Выбрать главу
                                                                              ***

   Собакин вышел из спальни в половине двенадцатого. Тогда же и сели завтракать. Ели пуховую кашу из смоленской крупы на миндальном молоке с черносливом и орехами. Потом яйца и  тамбовский окорок со слезой. Вильям Яковлевич был молчалив. О девушке докладывал старший помощник:

 - Девицу зовут Екатериной Павловной Гурьевой. Приехала она в Москву из Вязьмы. Дворянского звания. Сирота. Отец – полковник  в отставке, герой русско-турецкой войны, участвовал в штурме Плевны. Катерина – его единственный ребёнок. Он умер от старых ран, когда девочке было десять лет, а мать - три года назад, от чахотки. Родни никакой. Взяла её из милости какая-то вяземская вдова, из чиновниц. Жилось у ней  не сладко. Понятное дело: не у папы с мамой. Когда этой зимой барышне исполнилось семнадцать, опекунша решила пристроить  её замуж, чтобы с рук сбыть.

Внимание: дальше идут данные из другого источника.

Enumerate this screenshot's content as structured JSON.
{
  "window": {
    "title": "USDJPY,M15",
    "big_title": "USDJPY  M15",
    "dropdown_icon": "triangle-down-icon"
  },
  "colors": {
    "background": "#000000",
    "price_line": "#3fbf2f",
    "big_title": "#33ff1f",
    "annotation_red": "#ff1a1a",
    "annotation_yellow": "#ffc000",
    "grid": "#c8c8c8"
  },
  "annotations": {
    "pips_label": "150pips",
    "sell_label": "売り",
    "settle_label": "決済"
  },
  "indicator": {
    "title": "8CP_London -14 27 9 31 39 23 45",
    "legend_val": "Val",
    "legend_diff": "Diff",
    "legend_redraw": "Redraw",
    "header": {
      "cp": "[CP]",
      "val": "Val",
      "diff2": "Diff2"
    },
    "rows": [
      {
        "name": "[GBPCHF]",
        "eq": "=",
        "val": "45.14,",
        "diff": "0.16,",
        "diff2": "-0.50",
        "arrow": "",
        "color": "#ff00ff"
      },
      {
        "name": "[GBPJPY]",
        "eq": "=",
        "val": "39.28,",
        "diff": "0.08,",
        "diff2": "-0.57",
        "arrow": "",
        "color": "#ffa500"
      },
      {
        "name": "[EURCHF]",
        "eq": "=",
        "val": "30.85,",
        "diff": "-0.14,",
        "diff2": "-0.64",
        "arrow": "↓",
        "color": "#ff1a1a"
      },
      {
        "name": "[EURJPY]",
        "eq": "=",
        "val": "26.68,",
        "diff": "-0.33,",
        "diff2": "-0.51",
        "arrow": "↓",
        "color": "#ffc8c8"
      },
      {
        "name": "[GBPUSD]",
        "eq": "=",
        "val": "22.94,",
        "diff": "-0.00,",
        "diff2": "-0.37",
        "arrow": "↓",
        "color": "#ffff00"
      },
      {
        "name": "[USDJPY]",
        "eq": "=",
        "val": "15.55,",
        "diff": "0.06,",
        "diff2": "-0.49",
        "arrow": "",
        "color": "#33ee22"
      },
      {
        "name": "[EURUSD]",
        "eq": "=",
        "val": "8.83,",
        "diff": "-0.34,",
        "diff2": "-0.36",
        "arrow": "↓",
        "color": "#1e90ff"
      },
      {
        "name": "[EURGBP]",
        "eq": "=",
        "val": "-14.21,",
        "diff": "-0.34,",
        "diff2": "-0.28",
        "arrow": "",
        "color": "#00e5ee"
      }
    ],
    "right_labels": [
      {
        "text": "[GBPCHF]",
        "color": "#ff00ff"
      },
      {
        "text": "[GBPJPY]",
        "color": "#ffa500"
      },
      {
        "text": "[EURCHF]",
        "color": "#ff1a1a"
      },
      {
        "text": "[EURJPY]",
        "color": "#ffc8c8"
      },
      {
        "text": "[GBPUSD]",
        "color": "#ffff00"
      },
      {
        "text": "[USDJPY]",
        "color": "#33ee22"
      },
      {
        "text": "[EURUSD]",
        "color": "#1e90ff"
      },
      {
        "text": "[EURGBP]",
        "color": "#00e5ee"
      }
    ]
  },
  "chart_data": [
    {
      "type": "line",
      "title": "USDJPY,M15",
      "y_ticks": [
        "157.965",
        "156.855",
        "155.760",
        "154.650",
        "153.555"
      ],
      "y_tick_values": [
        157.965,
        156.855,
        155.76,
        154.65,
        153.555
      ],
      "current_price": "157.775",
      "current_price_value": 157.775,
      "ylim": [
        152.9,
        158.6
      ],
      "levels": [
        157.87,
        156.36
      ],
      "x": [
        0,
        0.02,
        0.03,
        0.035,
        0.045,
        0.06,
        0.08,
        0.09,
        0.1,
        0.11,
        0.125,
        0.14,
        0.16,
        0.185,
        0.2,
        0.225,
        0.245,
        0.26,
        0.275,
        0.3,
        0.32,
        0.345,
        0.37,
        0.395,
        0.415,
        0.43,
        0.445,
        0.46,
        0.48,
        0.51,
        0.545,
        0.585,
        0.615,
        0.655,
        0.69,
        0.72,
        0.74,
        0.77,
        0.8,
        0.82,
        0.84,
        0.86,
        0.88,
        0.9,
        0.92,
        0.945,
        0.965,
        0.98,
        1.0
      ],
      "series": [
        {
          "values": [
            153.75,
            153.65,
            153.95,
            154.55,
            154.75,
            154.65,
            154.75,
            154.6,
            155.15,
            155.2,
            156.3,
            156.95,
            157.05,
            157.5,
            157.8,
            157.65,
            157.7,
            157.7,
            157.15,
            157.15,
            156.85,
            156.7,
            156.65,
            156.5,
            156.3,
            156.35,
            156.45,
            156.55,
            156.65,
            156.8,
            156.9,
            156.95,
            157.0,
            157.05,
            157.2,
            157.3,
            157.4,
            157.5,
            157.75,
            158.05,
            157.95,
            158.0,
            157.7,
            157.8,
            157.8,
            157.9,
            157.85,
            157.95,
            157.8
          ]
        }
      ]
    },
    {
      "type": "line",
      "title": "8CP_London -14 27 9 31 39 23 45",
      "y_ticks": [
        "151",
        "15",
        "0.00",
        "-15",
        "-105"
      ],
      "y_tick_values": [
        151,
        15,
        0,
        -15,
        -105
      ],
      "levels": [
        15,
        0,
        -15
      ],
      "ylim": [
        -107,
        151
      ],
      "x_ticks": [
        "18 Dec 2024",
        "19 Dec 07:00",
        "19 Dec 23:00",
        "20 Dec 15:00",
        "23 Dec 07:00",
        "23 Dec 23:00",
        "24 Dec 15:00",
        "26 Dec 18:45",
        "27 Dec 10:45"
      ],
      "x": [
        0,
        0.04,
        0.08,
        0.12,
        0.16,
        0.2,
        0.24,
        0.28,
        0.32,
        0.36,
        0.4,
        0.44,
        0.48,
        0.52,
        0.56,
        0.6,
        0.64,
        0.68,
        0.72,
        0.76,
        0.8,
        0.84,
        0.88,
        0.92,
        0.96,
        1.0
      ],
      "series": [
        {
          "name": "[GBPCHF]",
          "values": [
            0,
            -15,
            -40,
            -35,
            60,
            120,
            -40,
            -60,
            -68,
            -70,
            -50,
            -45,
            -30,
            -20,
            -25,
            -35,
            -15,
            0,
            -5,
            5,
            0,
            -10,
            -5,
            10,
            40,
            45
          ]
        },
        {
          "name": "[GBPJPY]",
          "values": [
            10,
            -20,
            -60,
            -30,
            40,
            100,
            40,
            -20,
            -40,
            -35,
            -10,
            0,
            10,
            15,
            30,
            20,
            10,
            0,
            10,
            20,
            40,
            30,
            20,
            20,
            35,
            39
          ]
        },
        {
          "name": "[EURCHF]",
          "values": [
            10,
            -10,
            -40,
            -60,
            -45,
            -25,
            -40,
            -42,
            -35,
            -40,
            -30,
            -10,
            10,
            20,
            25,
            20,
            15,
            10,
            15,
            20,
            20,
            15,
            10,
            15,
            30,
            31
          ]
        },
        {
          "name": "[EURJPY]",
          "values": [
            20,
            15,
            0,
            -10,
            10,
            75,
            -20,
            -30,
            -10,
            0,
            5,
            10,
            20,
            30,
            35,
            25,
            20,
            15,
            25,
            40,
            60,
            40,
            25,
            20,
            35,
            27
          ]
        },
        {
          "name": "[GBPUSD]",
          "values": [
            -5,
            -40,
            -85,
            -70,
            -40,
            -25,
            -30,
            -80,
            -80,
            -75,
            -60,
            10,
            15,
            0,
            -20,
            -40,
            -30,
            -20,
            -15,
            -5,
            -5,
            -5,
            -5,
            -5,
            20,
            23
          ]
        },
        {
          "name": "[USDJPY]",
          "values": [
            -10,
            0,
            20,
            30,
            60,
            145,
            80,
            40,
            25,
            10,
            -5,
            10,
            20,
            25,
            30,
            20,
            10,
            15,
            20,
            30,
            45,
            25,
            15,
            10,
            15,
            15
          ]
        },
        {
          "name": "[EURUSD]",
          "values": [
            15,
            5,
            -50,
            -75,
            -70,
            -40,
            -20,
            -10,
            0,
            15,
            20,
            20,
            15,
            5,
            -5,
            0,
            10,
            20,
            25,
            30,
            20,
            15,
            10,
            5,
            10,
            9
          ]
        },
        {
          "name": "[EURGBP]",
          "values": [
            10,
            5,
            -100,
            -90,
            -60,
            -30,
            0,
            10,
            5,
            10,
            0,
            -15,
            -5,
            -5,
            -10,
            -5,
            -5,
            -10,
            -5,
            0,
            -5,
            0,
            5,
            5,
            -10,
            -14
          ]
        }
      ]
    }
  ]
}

Нашла вдовца – хозяина местной скотобойни.  Жених уже две супруги в гроб вогнал, а теперь на девчонку польстился. Так ей и сказал: «Мала да без своих денег. Я из тебя верёвочку совью, какая мне требуется». А сам всё время пьяный. Короче: денег у неё сколько-то было, вышла она, в чём была, и на поезд в Москву – искать защиты. Надоумил её кто-то в Опекунский совет обратиться. Она нам с Ипатовым сказала, что семья её коренная, московская. А уехали они из города с матерью, когда та заболела, для воздуха. И, вроде бы, не безденежные её родители были, а концов нет. Как добралась до столицы – не помнит. Ей в поезде какая-то «сердобольная» тётка обещалась помочь, по голове гладила, сокрушалась на её сиротскую долю и дала что-то выпить. Дальше помнит плохо. Только то, что  на вокзале эта самая тётка вывела её из поезда и предложила каким-то оборванцам. А, когда девочка хотела от них убежать, её ударили по голове до потери сознания.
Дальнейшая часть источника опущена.